Пронзительный крик смешался со звоном разбитого фарфора и вырвал Уильяма из его задумчивого оцепенения. Он развернулся к супруге всем корпусом, с сожалением глядя на осколки фарфора на полу. В голове крутилось только: «венецианский… из старой коллекции». Теперь там стало на одну чашку меньше. Уильям пристально взглянул на замершую женщину, с горящими розоватым румянцем щеками, с нервно сжатыми кулаками и такой явственной ненавистью во взгляде. Будь она посмелее, наверное, бросилась бы на него, как дикая куница.

«Любил ли? Никогда»

— Разбила чашку — разбей и блюдце. Иначе сервиз будет не полон.

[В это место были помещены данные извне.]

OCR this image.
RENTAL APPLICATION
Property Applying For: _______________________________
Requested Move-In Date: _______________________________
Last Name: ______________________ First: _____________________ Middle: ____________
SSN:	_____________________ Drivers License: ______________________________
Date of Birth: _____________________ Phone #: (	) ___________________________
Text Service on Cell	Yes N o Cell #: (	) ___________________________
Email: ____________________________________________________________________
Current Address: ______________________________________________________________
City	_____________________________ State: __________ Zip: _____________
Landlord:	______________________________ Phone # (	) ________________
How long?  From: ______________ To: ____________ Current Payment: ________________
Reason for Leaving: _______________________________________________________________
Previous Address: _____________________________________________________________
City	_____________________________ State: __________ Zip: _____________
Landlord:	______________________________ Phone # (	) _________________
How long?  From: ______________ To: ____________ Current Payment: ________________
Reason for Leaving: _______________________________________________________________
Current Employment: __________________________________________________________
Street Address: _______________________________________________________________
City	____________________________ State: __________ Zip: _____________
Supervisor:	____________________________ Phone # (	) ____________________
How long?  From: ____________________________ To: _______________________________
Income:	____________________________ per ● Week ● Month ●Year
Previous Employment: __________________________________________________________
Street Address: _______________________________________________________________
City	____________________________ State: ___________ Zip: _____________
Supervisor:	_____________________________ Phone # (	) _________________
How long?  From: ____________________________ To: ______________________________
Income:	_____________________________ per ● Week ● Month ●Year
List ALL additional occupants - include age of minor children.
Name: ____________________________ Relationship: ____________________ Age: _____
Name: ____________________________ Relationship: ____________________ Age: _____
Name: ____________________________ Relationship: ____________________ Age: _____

Развернулся, направился к выходу, не слушая беспокойного оханья старой Аманды. И уже закрывая дверь различил истерический смех пополам с задушенным рыданием, но не остановился. Его ждала работа. Его ждал Рыжий Джон.

Да, мальчик-бродяжка, которого он встретил тогда в приюте, оказался для него весьма ценным источником знаний. Юркий, наблюдательный, шибко умный для своего низкого происхождения, он не всегда понимал, что видит, и что увиденное значит, но с удовольствием рассказывал обо всём Уильяму за несколько медных монет — а иногда и серебряную, если сведенья оказывались действительно полезными.

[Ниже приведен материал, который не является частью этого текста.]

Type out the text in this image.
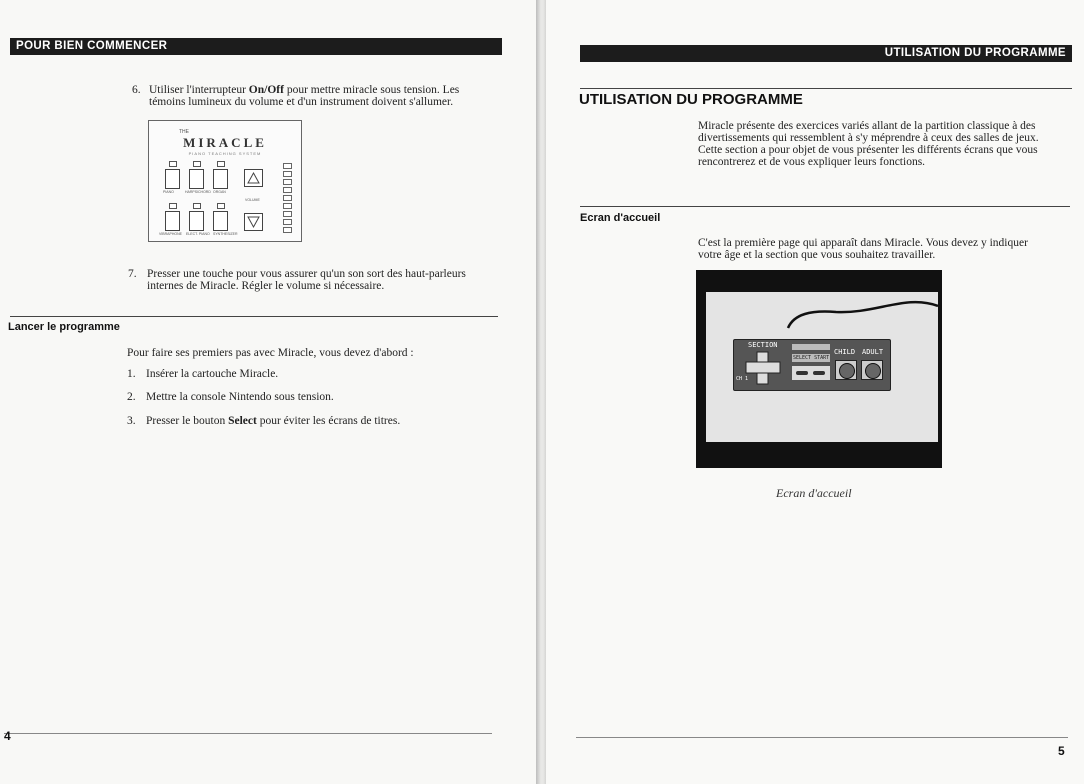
POUR BIEN COMMENCER
6. Utiliser l'interrupteur On/Off pour mettre miracle sous tension. Les témoins lumineux du volume et d'un instrument doivent s'allumer.
THE
MIRACLE
PIANO TEACHING SYSTEM
PIANO	HARPSICHORD ORGAN
VOLUME
VIBRAPHONE ELECT. PIANO SYNTHESIZER
7. Presser une touche pour vous assurer qu'un son sort des haut-parleurs internes de Miracle. Régler le volume si nécessaire.
Lancer le programme
Pour faire ses premiers pas avec Miracle, vous devez d'abord :
1. Insérer la cartouche Miracle.
2. Mettre la console Nintendo sous tension.
3. Presser le bouton Select pour éviter les écrans de titres.
4
UTILISATION DU PROGRAMME
UTILISATION DU PROGRAMME
Miracle présente des exercices variés allant de la partition classique à des divertissements qui ressemblent à s'y méprendre à ceux des salles de jeux. Cette section a pour objet de vous présenter les différents écrans que vous rencontrerez et de vous expliquer leurs fonctions.
Ecran d'accueil
C'est la première page qui apparaît dans Miracle. Vous devez y indiquer votre âge et la section que vous souhaitez travailler.
SECTION
CH 1
SELECT START
CHILD ADULT
Ecran d'accueil
5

Так Уильям узнал о преступлениях, которые прикрывал его управляющий, вроде вымогательства и насилия; о кражах денег, которые выделялись на содержание работного дома; о лжи и разбое одних в пользу других, и ещё о многих вещах, о которых ранее даже не подозревал. Или просто не хотел замечать. Ведь это творится не только в работных домах, но и по всему Лондону. Сколько преступлений ежедневно совершается и остаётся безнаказанными? И все его усилия, все попытки что-то изменить разбиваются вдребезги, как волна о камень, о стену чужого равнодушия и непонимания.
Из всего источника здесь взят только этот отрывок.